Maya – causa, natureza e efeito (trecho do livro Advaita Bodha Deepika)     D: Mestre, diz-se que a Ignorância não tem começo; conclui-se que não terá fim. Como pode ser banida a Ignorância que não tem princípio? Sendo o oceano da misericórdia, diga-me isto, por favor. M: Sim, meu filho; você é inteligente e consegue entender coisas sutis. Você falou certo. Verdadeiramente, a Ignorância não tem começo, mas tem um fim. Diz-se que o surgir da Sabedoria é o fim da Ignorância. Assim como a aurora bane a escuridão da noite, também a luz do Conhecimento bane a escuridão da Ignorância. Para evitar confusão, no mundo tudo pode ser considerado analisando suas características individuais sob as seguintes categorias: causa, natureza, efeito, limite e fruto. A Realidade transcendental, sendo não dual, está além de tudo isso; mas todo o resto, de Maya em diante, sendo erroneamente visto Nela, está sujeito à análise acima.
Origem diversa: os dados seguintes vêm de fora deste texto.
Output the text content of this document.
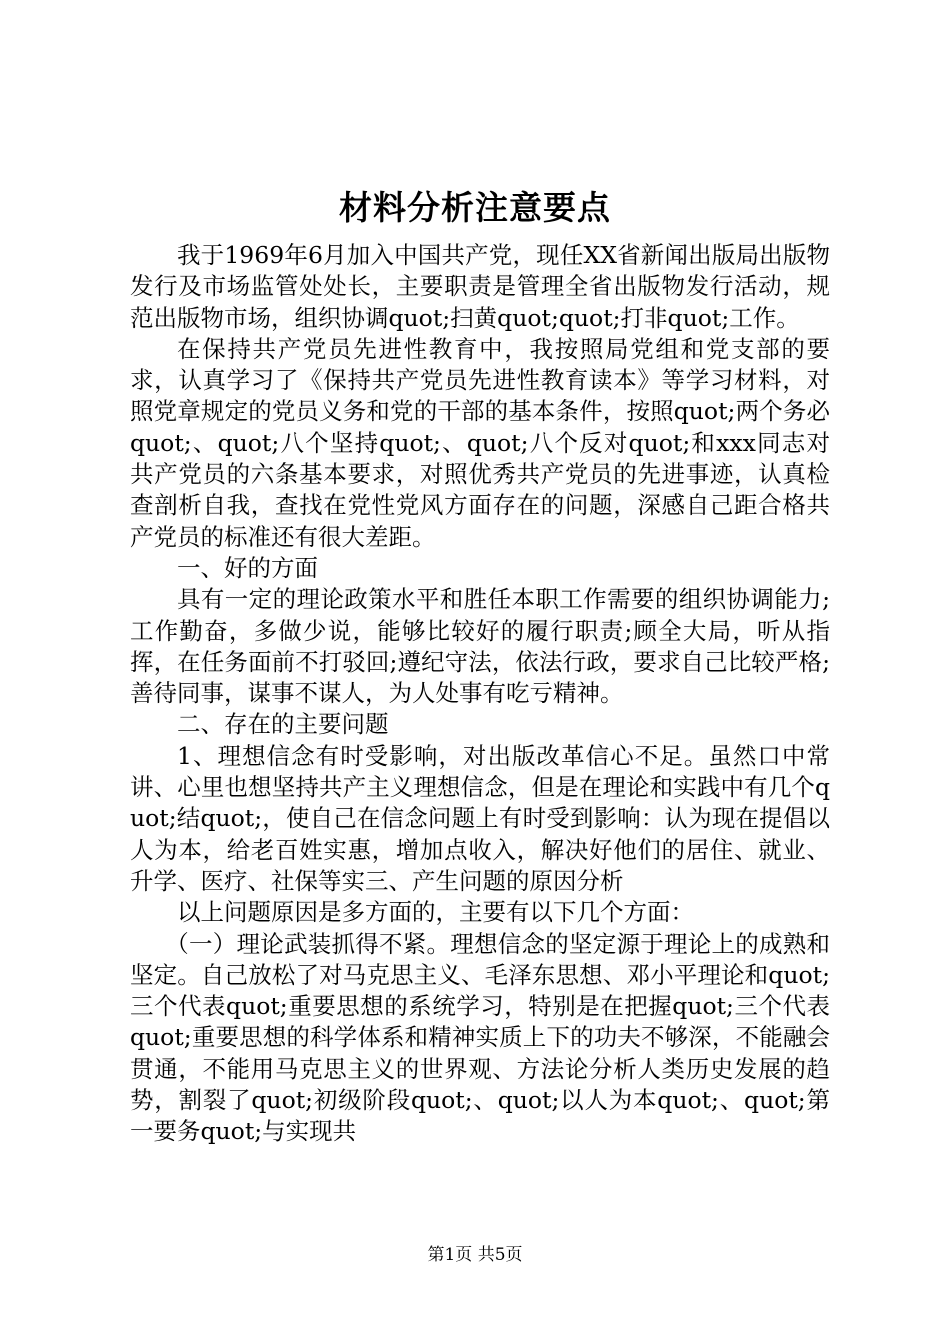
材料分析注意要点

我于1969年6月加入中国共产党，现任XX省新闻出版局出版物发行及市场监管处处长，主要职责是管理全省出版物发行活动，规范出版物市场，组织协调quot;扫黄quot;quot;打非quot;工作。

在保持共产党员先进性教育中，我按照局党组和党支部的要求，认真学习了《保持共产党员先进性教育读本》等学习材料，对照党章规定的党员义务和党的干部的基本条件，按照quot;两个务必quot;、quot;八个坚持quot;、quot;八个反对quot;和xxx同志对共产党员的六条基本要求，对照优秀共产党员的先进事迹，认真检查剖析自我，查找在党性党风方面存在的问题，深感自己距合格共产党员的标准还有很大差距。

一、好的方面

具有一定的理论政策水平和胜任本职工作需要的组织协调能力;工作勤奋，多做少说，能够比较好的履行职责;顾全大局，听从指挥，在任务面前不打驳回;遵纪守法，依法行政，要求自己比较严格;善待同事，谋事不谋人，为人处事有吃亏精神。

二、存在的主要问题

1、理想信念有时受影响，对出版改革信心不足。虽然口中常讲、心里也想坚持共产主义理想信念，但是在理论和实践中有几个quot;结quot;，使自己在信念问题上有时受到影响：认为现在提倡以人为本，给老百姓实惠，增加点收入，解决好他们的居住、就业、升学、医疗、社保等实三、产生问题的原因分析

以上问题原因是多方面的，主要有以下几个方面：

（一）理论武装抓得不紧。理想信念的坚定源于理论上的成熟和坚定。自己放松了对马克思主义、毛泽东思想、邓小平理论和quot;三个代表quot;重要思想的系统学习，特别是在把握quot;三个代表quot;重要思想的科学体系和精神实质上下的功夫不够深，不能融会贯通，不能用马克思主义的世界观、方法论分析人类历史发展的趋势，割裂了quot;初级阶段quot;、quot;以人为本quot;、quot;第一要务quot;与实现共

第1页 共5页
Destes, Maya não tem causa antecedente porque não é produto de nada que a preceda; por outro lado, permanece em Brahman, autoevidente e sem início. Antes da criação não poderia haver qualquer causa para sua manifestação e, no entanto, ela se manifesta e tem de ser por si mesma. D: Existe alguma autoridade por trás desta afirmação? M: Sim, palavras de Vasishta. Ele diz: “Assim como as bolhas surgem espontaneamente na água, também o poder de manifestar nomes e formas surgiu do Ser transcendental, onipotente e perfeito”. D: Mas Maya tem de ter uma causa. Assim como o barro não pode se tornar um jarro sem a ação do oleiro, também o Poder que permanece o tempo todo não manifesto em Brahman só pode manifestar-se pela vontade de Deus (Ishwara). M: Na dissolução, permanece apenas o...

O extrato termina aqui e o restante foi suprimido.